Los Lanzallamas
Los Lanzallamas Retuvo un homicida rechinar de dientes, y de los maxilares la vibración ósea descendió por los tendones de los brazos hasta la raíz de las uñas. Rebotó la vibración, agolpándose en las articulaciones de los dedos, a semejanza del agua que no teniendo salida en una alberca refluye sobre sí misma.

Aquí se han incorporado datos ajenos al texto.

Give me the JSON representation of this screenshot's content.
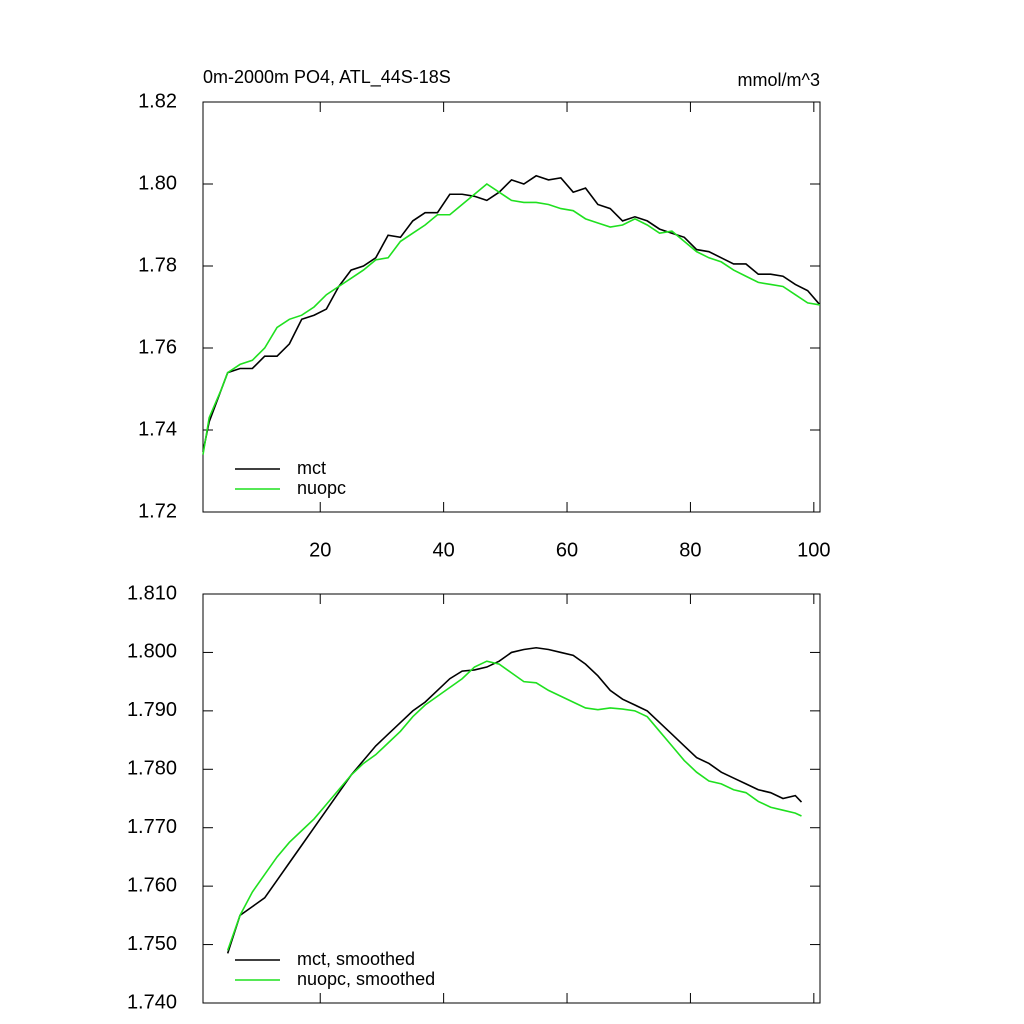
{
  "chart_data": [
    {
      "type": "line",
      "title": "0m-2000m PO4, ATL_44S-18S",
      "annotation": "mmol/m^3",
      "xlim": [
        1,
        101
      ],
      "xticks": [
        20,
        40,
        60,
        80,
        100
      ],
      "ylim": [
        1.72,
        1.82
      ],
      "yticks": [
        1.72,
        1.74,
        1.76,
        1.78,
        {
          "value": 1.8,
          "label": "1.80"
        },
        1.82
      ],
      "legend": "lower left",
      "x": [
        1,
        2,
        4,
        5,
        7,
        9,
        11,
        13,
        15,
        17,
        19,
        21,
        23,
        25,
        27,
        29,
        31,
        33,
        35,
        37,
        39,
        41,
        43,
        45,
        47,
        49,
        51,
        53,
        55,
        57,
        59,
        61,
        63,
        65,
        67,
        69,
        71,
        73,
        75,
        77,
        79,
        81,
        83,
        85,
        87,
        89,
        91,
        93,
        95,
        97,
        99,
        101
      ],
      "series": [
        {
          "name": "mct",
          "color": "#000000",
          "values": [
            1.7347,
            1.742,
            1.75,
            1.754,
            1.755,
            1.755,
            1.758,
            1.758,
            1.761,
            1.767,
            1.768,
            1.7695,
            1.775,
            1.779,
            1.78,
            1.782,
            1.7875,
            1.787,
            1.791,
            1.793,
            1.793,
            1.7975,
            1.7975,
            1.797,
            1.796,
            1.798,
            1.801,
            1.8,
            1.802,
            1.801,
            1.8015,
            1.798,
            1.799,
            1.795,
            1.794,
            1.791,
            1.792,
            1.791,
            1.789,
            1.788,
            1.787,
            1.784,
            1.7835,
            1.782,
            1.7805,
            1.7805,
            1.778,
            1.778,
            1.7775,
            1.7755,
            1.774,
            1.7705
          ]
        },
        {
          "name": "nuopc",
          "color": "#1fe01f",
          "values": [
            1.734,
            1.743,
            1.75,
            1.754,
            1.756,
            1.757,
            1.76,
            1.765,
            1.767,
            1.768,
            1.77,
            1.773,
            1.775,
            1.777,
            1.779,
            1.7815,
            1.782,
            1.786,
            1.788,
            1.79,
            1.7925,
            1.7925,
            1.795,
            1.7975,
            1.8,
            1.798,
            1.796,
            1.7955,
            1.7955,
            1.795,
            1.794,
            1.7935,
            1.7915,
            1.7905,
            1.7895,
            1.79,
            1.7915,
            1.79,
            1.788,
            1.7885,
            1.786,
            1.7835,
            1.782,
            1.781,
            1.779,
            1.7775,
            1.776,
            1.7755,
            1.775,
            1.773,
            1.771,
            1.7705
          ]
        }
      ]
    },
    {
      "type": "line",
      "xlim": [
        1,
        101
      ],
      "xticks": [
        20,
        40,
        60,
        80,
        100
      ],
      "show_xtick_labels": false,
      "ylim": [
        1.74,
        1.81
      ],
      "yticks": [
        {
          "value": 1.74,
          "label": "1.740"
        },
        {
          "value": 1.75,
          "label": "1.750"
        },
        {
          "value": 1.76,
          "label": "1.760"
        },
        {
          "value": 1.77,
          "label": "1.770"
        },
        {
          "value": 1.78,
          "label": "1.780"
        },
        {
          "value": 1.79,
          "label": "1.790"
        },
        {
          "value": 1.8,
          "label": "1.800"
        },
        {
          "value": 1.81,
          "label": "1.810"
        }
      ],
      "legend": "lower left",
      "x": [
        5,
        7,
        9,
        11,
        13,
        15,
        17,
        19,
        21,
        23,
        25,
        27,
        29,
        31,
        33,
        35,
        37,
        39,
        41,
        43,
        45,
        47,
        49,
        51,
        53,
        55,
        57,
        59,
        61,
        63,
        65,
        67,
        69,
        71,
        73,
        75,
        77,
        79,
        81,
        83,
        85,
        87,
        89,
        91,
        93,
        95,
        97,
        98
      ],
      "series": [
        {
          "name": "mct, smoothed",
          "color": "#000000",
          "values": [
            1.7485,
            1.755,
            1.7565,
            1.758,
            1.761,
            1.764,
            1.767,
            1.77,
            1.773,
            1.776,
            1.779,
            1.7815,
            1.784,
            1.786,
            1.788,
            1.79,
            1.7915,
            1.7935,
            1.7955,
            1.7968,
            1.797,
            1.7975,
            1.7985,
            1.8,
            1.8005,
            1.8008,
            1.8005,
            1.8,
            1.7995,
            1.798,
            1.796,
            1.7935,
            1.792,
            1.791,
            1.79,
            1.788,
            1.786,
            1.784,
            1.782,
            1.781,
            1.7795,
            1.7785,
            1.7775,
            1.7765,
            1.776,
            1.775,
            1.7755,
            1.7744
          ]
        },
        {
          "name": "nuopc, smoothed",
          "color": "#1fe01f",
          "values": [
            1.749,
            1.755,
            1.759,
            1.762,
            1.765,
            1.7675,
            1.7695,
            1.7715,
            1.774,
            1.7765,
            1.779,
            1.781,
            1.7825,
            1.7845,
            1.7865,
            1.789,
            1.791,
            1.7925,
            1.794,
            1.7955,
            1.7975,
            1.7985,
            1.798,
            1.7965,
            1.795,
            1.7948,
            1.7935,
            1.7925,
            1.7915,
            1.7905,
            1.7902,
            1.7905,
            1.7903,
            1.79,
            1.789,
            1.7865,
            1.784,
            1.7815,
            1.7795,
            1.778,
            1.7775,
            1.7765,
            1.776,
            1.7745,
            1.7735,
            1.773,
            1.7725,
            1.772
          ]
        }
      ]
    }
  ]
}
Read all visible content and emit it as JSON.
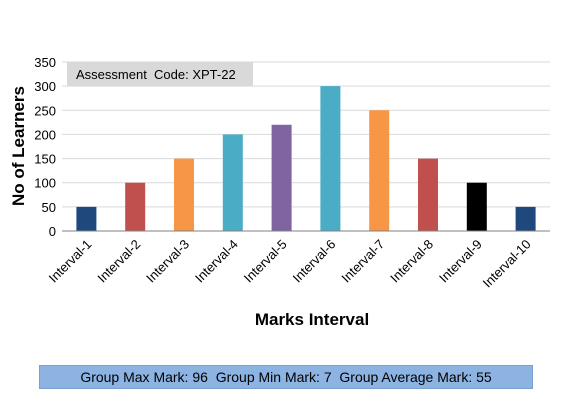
{
  "chart_data": {
    "type": "bar",
    "categories": [
      "Interval-1",
      "Interval-2",
      "Interval-3",
      "Interval-4",
      "Interval-5",
      "Interval-6",
      "Interval-7",
      "Interval-8",
      "Interval-9",
      "Interval-10"
    ],
    "values": [
      50,
      100,
      150,
      200,
      220,
      300,
      250,
      150,
      100,
      50
    ],
    "colors": [
      "#1f497d",
      "#c0504d",
      "#f79646",
      "#4bacc6",
      "#8064a2",
      "#4bacc6",
      "#f79646",
      "#c0504d",
      "#000000",
      "#1f497d"
    ],
    "xlabel": "Marks Interval",
    "ylabel": "No of Learners",
    "ylim": [
      0,
      350
    ],
    "yticks": [
      0,
      50,
      100,
      150,
      200,
      250,
      300,
      350
    ],
    "grid": true,
    "grid_color": "#d9d9d9"
  },
  "assessment_label": "Assessment  Code: XPT-22",
  "summary": "Group Max Mark: 96  Group Min Mark: 7  Group Average Mark: 55"
}
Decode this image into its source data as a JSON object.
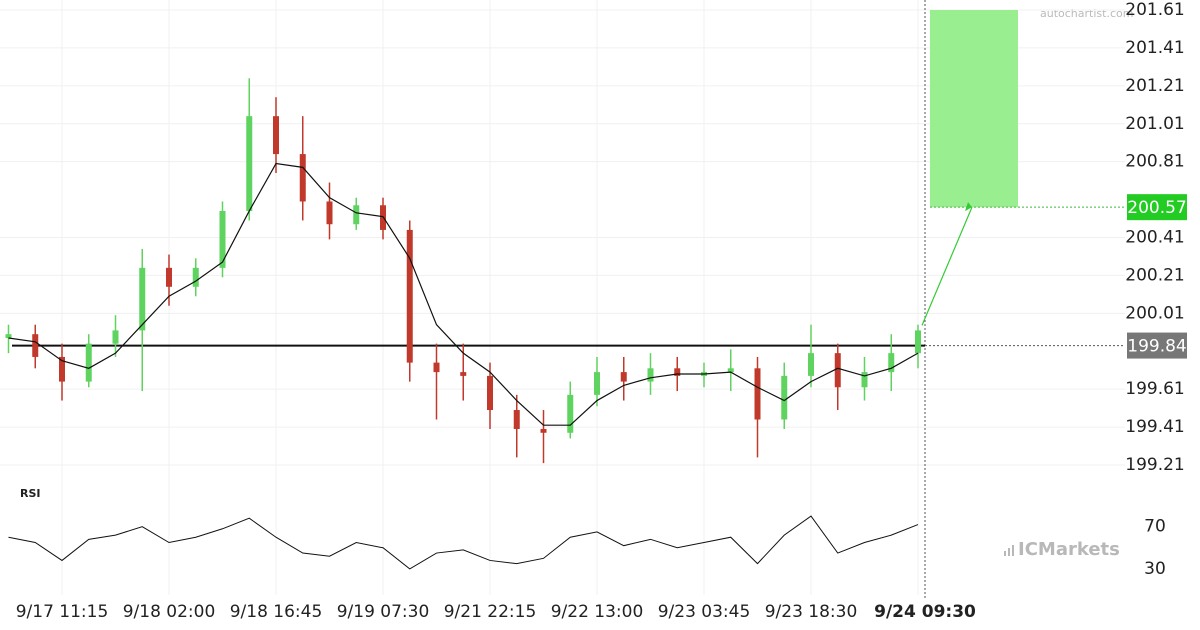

En las tinieblas, la boca de ella prensó furiosamente sus labios. Erdosain permanecía inerte. La Bizca, como si estuviera encaramada en un banquillo, efectuaba un trabajo extraño de pasión, utilizando únicamente los labios. Erdosain la dejaba hacer. Una tristeza inmensa despertaba en él. Ante sus ojos se había clavado cierto antiguo crepúsculo de mostaza: la ventana de un comedor estaba abierta, y él, con ojos distraídos, miraba avanzar una raya amarilla de sol que doraba las manos sumamente pálidas de Elsa.
Nuevamente apretó el cabo de la pistola. Sentíase como un muerto entre los brazos de la jovencita. Ella ahondaba con la lezna de su lengua, en los repliegues de sus axilas, y Erdosain sentía la cálida vaharada de su aliento cuando apartaba la boca para besarle un distinto trozo de piel.
¡Todo aquello era inútil! Pero la jovencita no parecía comprender el singular estado de Erdosain. Su cuerpo pesado y caliente trajinaba en la oscuridad, y Remo tenía la sensación de estar enquistado en la pulpa ardiente de un monstruo gigantesco.